Applications of Data Science and Machine Learning for Combating COVID-19
摘要
Global research efforts have increased dramatically as a result of the COVID-19 epidemic, with data science, machine learning, and deep learning techniques emerging as essential weapons in the fight against this crisis. In order to clarify the current research trends in the application of these cutting-edge technologies to battle COVID-19, we conduct an extensive scientometric analysis in this research paper that spans from January 2020 to April 2020. Our analysis not only identifies the main lines of inquiry, but also explores their broad ramifications and provides perceptive glimmers into the changing COVID-19 research scene.
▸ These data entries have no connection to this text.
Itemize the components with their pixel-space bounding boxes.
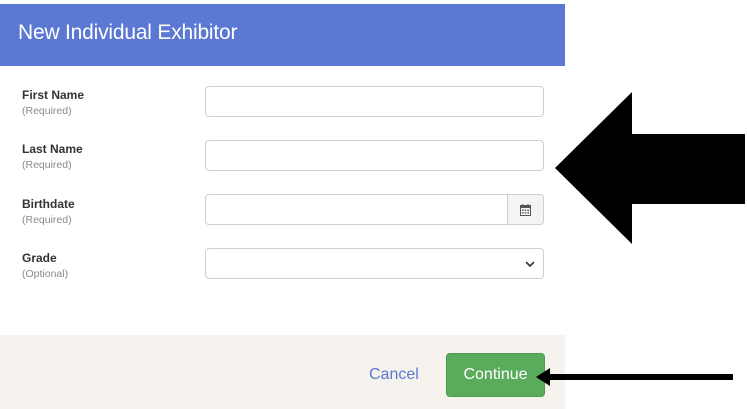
grade-label-text: Grade [22,251,57,265]
grade-requirement: (Optional) [22,268,69,280]
new-exhibitor-modal: New Individual Exhibitor First Name (Req… [0,0,565,409]
first-name-label-text: First Name [22,88,85,102]
last-name-label-text: Last Name [22,142,83,156]
date-picker-button[interactable] [507,195,543,224]
arrow-left-icon [555,92,745,244]
modal-title: New Individual Exhibitor [18,21,238,44]
birthdate-input[interactable] [206,195,508,224]
birthdate-label-text: Birthdate [22,197,75,211]
first-name-label: First Name (Required) [22,88,192,117]
first-name-requirement: (Required) [22,105,72,117]
arrow-left-icon [536,368,733,386]
birthdate-requirement: (Required) [22,214,72,226]
first-name-input[interactable] [205,86,544,117]
last-name-requirement: (Required) [22,159,72,171]
grade-select[interactable] [205,248,544,279]
birthdate-label: Birthdate (Required) [22,197,192,226]
birthdate-field [205,194,544,225]
calendar-icon [520,203,531,216]
continue-button[interactable]: Continue [446,353,545,397]
modal-header: New Individual Exhibitor [0,4,565,66]
last-name-input[interactable] [205,140,544,171]
modal-footer: Cancel Continue [0,335,565,409]
last-name-label: Last Name (Required) [22,142,192,171]
chevron-down-icon [525,261,535,267]
cancel-button[interactable]: Cancel [369,366,419,384]
grade-label: Grade (Optional) [22,251,192,280]
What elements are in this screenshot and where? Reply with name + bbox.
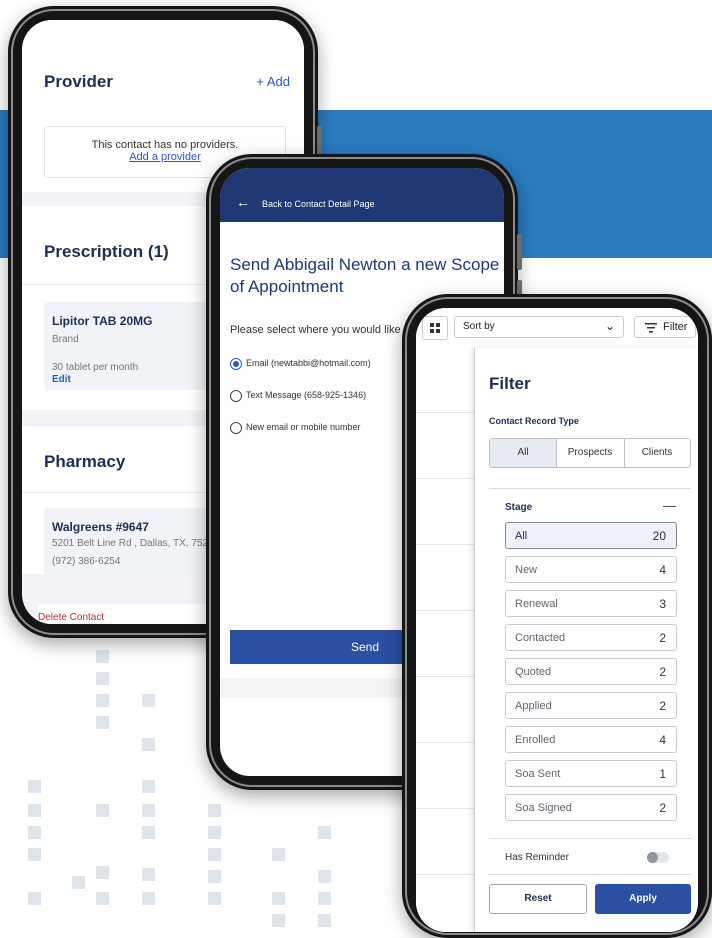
stage-all[interactable]: All 20 xyxy=(505,522,677,549)
stage-label: Stage xyxy=(505,502,533,513)
stage-label-text: All xyxy=(515,530,528,542)
stage-label-text: Soa Sent xyxy=(515,768,561,780)
reset-button[interactable]: Reset xyxy=(489,884,587,914)
stage-count: 1 xyxy=(659,767,666,781)
stage-new[interactable]: New 4 xyxy=(505,556,677,583)
toggle-knob xyxy=(647,852,658,863)
pharmacy-title: Pharmacy xyxy=(44,452,126,471)
stage-label-text: Applied xyxy=(515,700,552,712)
list-toolbar: Sort by ⌄ Filter xyxy=(416,308,698,349)
prescription-title: Prescription (1) xyxy=(44,242,169,261)
empty-providers-text: This contact has no providers. xyxy=(91,139,239,151)
soa-prompt: Please select where you would like xyxy=(230,324,401,336)
stage-renewal[interactable]: Renewal 3 xyxy=(505,590,677,617)
record-type-clients[interactable]: Clients xyxy=(624,439,690,467)
stage-label-text: Quoted xyxy=(515,666,552,678)
record-type-all[interactable]: All xyxy=(490,439,557,467)
back-arrow-icon[interactable]: ← xyxy=(236,194,250,210)
filter-toggle-button[interactable]: Filter xyxy=(634,316,696,338)
delete-contact-button[interactable]: Delete Contact xyxy=(38,612,104,623)
record-type-prospects[interactable]: Prospects xyxy=(556,439,625,467)
option-email-label: Email (newtabbi@hotmail.com) xyxy=(246,358,371,368)
stage-applied[interactable]: Applied 2 xyxy=(505,692,677,719)
record-type-label: Contact Record Type xyxy=(489,416,579,426)
provider-title: Provider xyxy=(44,72,113,91)
stage-label-text: Contacted xyxy=(515,632,566,644)
filter-panel: Filter Contact Record Type All Prospects… xyxy=(474,348,698,932)
has-reminder-label: Has Reminder xyxy=(505,852,569,863)
back-link[interactable]: Back to Contact Detail Page xyxy=(262,199,375,209)
stage-count: 4 xyxy=(659,563,666,577)
drug-quantity: 30 tablet per month xyxy=(52,362,139,373)
record-type-segmented: All Prospects Clients xyxy=(489,438,691,468)
apply-button[interactable]: Apply xyxy=(595,884,691,914)
filter-title: Filter xyxy=(489,374,531,393)
stage-count: 3 xyxy=(659,597,666,611)
radio-email[interactable] xyxy=(230,358,242,370)
has-reminder-toggle[interactable] xyxy=(647,852,669,863)
stage-count: 2 xyxy=(659,631,666,645)
collapse-stage-icon[interactable]: — xyxy=(663,498,676,513)
option-text-label: Text Message (658-925-1346) xyxy=(246,390,367,400)
pharmacy-phone: (972) 386-6254 xyxy=(52,556,121,567)
filter-button-label: Filter xyxy=(663,321,688,333)
stage-soa-sent[interactable]: Soa Sent 1 xyxy=(505,760,677,787)
stage-count: 4 xyxy=(659,733,666,747)
filter-lines-icon xyxy=(645,323,657,333)
stage-contacted[interactable]: Contacted 2 xyxy=(505,624,677,651)
edit-prescription-link[interactable]: Edit xyxy=(52,374,71,385)
send-label: Send xyxy=(350,640,380,654)
option-new-label: New email or mobile number xyxy=(246,422,361,432)
sort-label: Sort by xyxy=(463,321,495,332)
drug-name: Lipitor TAB 20MG xyxy=(52,314,153,328)
background-list xyxy=(416,348,474,932)
radio-new[interactable] xyxy=(230,422,242,434)
chevron-down-icon: ⌄ xyxy=(604,319,615,333)
stage-label-text: Renewal xyxy=(515,598,558,610)
radio-text[interactable] xyxy=(230,390,242,402)
stage-enrolled[interactable]: Enrolled 4 xyxy=(505,726,677,753)
soa-heading: Send Abbigail Newton a new Scope of Appo… xyxy=(230,255,500,296)
stage-list: All 20 New 4 Renewal 3 Contacted 2 Quoted 2 A… xyxy=(487,522,687,832)
phone-filter: Sort by ⌄ Filter Filter Contact Record T… xyxy=(402,294,712,938)
pharmacy-address: 5201 Belt Line Rd , Dallas, TX, 7525 xyxy=(52,538,214,549)
stage-label-text: Enrolled xyxy=(515,734,556,746)
filter-screen: Sort by ⌄ Filter Filter Contact Record T… xyxy=(416,308,698,932)
drug-type: Brand xyxy=(52,334,79,345)
pharmacy-name: Walgreens #9647 xyxy=(52,520,149,534)
stage-quoted[interactable]: Quoted 2 xyxy=(505,658,677,685)
stage-count: 2 xyxy=(659,699,666,713)
add-provider-button[interactable]: + Add xyxy=(256,74,290,89)
stage-soa-signed[interactable]: Soa Signed 2 xyxy=(505,794,677,821)
sort-dropdown[interactable]: Sort by ⌄ xyxy=(454,316,624,338)
soa-nav-bar: ← Back to Contact Detail Page xyxy=(220,168,504,222)
stage-label-text: New xyxy=(515,564,538,576)
stage-label-text: Soa Signed xyxy=(515,802,572,814)
stage-count: 20 xyxy=(652,529,666,543)
stage-count: 2 xyxy=(659,665,666,679)
stage-count: 2 xyxy=(659,801,666,815)
grid-icon xyxy=(430,323,440,333)
grid-view-button[interactable] xyxy=(422,316,448,340)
We identify the emerging topics, approaches, and applications that have proven essential in combating the pandemic by carefully examining a variety of scholarly articles. This report highlights the varied contributions of data science and machine learning to this global health problem, ranging from early detection models to vaccine development approaches. Additionally, our work goes beyond the current environment to set the way for additional research projects. We put up fresh ideas that make use of the strength of data-driven strategies to address the COVID-19’s enduring problems. This research paper offers a roadmap for researchers, policymakers, and practitioners to use data science and machine learning in their ongoing efforts to combat COVID-19 and get ready for Upcoming pandemics by combining scientific rigor and computational innovation.